An interim also brings a network that matters. They carry working knowledge of industry standards and best practices across organizations of different sizes and contexts. And transitions tend to ripple. When your Finance Director decides it's time to go (or when the Marketing Director needs to go), a thoughtful interim knows who to call.

One benefit that gets consistently overlooked: the value an interim brings to the search process itself. Search committees are well-intentioned but often have never led a search for an executive leader in the theatre. They also often have biased insight into the realities of executive leadership. An interim who has been through multiple searches and who has the expertise to succeed in the role themselves can offer grounded counsel. That includes helping committees evaluate candidates with gaps in critical areas like fundraising, advising on the selection of a search firm, and debunking misunderstandings about what the position actually demands. For a committee that likely has not performed a search before, that perspective is hard to replicate.

How Short Tenures Deliver Real Results

A focused interim can get a surprising amount done in 9 to 18 months, precisely because the scope is defined and the clock is visible. (And yes, I would say the average Interim ED role is usually longer than 6 months, no matter how quick the board thinks they can move.)

The operational work starts with establishing priorities. From there, an organizational assessment informs a short-term work plan, usually including budget review and financial clarity. Often, the work is around tightening critical operational processes, making sure foundational organizational documents are current.

The cultural work matters just as much. Staff in transition need two things: someone steady at the top, and honest communication about what is happening and why. An interim can provide both. They can also help the organization figure out what it's actually looking for in a new leader, so the team isn't still processing the last departure when interviewing the new leader. That emotional transition doesn't happen on its own. Someone has to make room for it.

A Note to Boards

For an interim leader to do their best work, the board should collaborate with them on clear, mutually agreed-upon goals.
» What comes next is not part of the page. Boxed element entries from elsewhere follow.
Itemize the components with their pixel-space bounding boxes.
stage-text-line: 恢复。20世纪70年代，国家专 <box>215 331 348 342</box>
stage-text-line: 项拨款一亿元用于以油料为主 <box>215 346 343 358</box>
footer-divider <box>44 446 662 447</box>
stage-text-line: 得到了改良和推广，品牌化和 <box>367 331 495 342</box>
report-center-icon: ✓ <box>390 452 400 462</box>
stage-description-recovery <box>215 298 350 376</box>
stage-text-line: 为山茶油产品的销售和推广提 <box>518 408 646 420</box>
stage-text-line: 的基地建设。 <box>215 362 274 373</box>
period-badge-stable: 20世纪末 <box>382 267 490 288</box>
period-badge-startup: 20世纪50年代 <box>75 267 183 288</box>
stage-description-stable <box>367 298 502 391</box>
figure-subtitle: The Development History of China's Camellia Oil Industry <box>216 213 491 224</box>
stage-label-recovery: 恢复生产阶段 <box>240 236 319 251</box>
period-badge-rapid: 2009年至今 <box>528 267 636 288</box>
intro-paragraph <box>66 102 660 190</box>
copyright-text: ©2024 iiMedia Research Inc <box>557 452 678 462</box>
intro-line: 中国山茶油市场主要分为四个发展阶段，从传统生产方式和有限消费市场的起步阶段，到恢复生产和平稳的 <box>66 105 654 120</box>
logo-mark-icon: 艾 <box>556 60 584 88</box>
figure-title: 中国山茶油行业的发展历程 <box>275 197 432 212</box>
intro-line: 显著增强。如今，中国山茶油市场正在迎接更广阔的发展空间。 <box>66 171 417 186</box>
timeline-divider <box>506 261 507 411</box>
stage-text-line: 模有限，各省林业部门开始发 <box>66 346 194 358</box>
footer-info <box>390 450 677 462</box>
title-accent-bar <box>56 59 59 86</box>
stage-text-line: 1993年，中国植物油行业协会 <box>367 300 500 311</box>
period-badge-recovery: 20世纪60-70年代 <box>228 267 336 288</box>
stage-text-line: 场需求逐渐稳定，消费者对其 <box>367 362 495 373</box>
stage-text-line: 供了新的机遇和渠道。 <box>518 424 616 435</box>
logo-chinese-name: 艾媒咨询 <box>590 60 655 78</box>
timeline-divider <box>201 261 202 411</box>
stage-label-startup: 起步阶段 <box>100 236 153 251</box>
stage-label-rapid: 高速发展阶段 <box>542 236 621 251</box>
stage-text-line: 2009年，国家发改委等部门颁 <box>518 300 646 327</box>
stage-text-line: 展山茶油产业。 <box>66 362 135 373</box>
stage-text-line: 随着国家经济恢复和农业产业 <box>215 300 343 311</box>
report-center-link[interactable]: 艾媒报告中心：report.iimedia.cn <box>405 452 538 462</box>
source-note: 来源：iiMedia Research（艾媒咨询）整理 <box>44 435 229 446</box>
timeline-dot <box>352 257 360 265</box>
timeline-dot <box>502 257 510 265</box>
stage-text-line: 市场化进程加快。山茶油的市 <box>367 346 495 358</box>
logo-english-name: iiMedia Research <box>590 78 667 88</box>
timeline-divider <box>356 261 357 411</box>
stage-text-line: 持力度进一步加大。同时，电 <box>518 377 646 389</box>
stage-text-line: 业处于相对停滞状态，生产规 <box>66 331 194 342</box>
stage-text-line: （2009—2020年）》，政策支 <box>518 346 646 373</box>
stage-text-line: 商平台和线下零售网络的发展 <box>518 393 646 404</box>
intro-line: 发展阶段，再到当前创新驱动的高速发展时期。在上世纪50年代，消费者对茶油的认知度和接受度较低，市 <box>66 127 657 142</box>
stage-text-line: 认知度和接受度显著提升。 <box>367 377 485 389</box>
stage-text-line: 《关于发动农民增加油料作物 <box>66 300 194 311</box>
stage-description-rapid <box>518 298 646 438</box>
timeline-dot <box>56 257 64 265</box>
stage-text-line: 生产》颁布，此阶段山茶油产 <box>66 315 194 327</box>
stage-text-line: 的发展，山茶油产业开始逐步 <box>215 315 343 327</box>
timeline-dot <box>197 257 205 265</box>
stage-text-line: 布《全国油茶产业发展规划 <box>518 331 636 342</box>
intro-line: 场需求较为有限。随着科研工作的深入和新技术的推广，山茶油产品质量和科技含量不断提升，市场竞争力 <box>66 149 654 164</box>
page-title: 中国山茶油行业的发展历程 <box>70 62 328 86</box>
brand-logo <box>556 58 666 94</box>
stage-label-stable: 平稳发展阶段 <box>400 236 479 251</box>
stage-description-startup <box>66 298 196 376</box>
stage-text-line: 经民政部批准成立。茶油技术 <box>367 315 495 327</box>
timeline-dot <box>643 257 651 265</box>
Clarity of expectation matters just as much when hiring an interim as it does for a permanent leader. The timeframe for those expectations may be shorter for an Interim, but the importance of clarity is essential.

And one thing many boards miss: think carefully about how to onboard the interim to the board's own culture. Skipping this step creates a headwind. The interim is trying to quickly assess the organization and move it toward stability. If they're also navigating unspoken board dynamics without orientation, that work gets harder than it needs to be.

The Opportunity in the Gap

The interim period isn't something to get through. It's something to use.

The organizations that figure this out don't just find their next leader. They're actually ready for them. The space between leaders doesn't have to be a liability. When it's handled with intention and focus, it becomes an exceptionally productive stretch. Not because the interim is extraordinary, but because the organization finally has permission to look honestly at itself.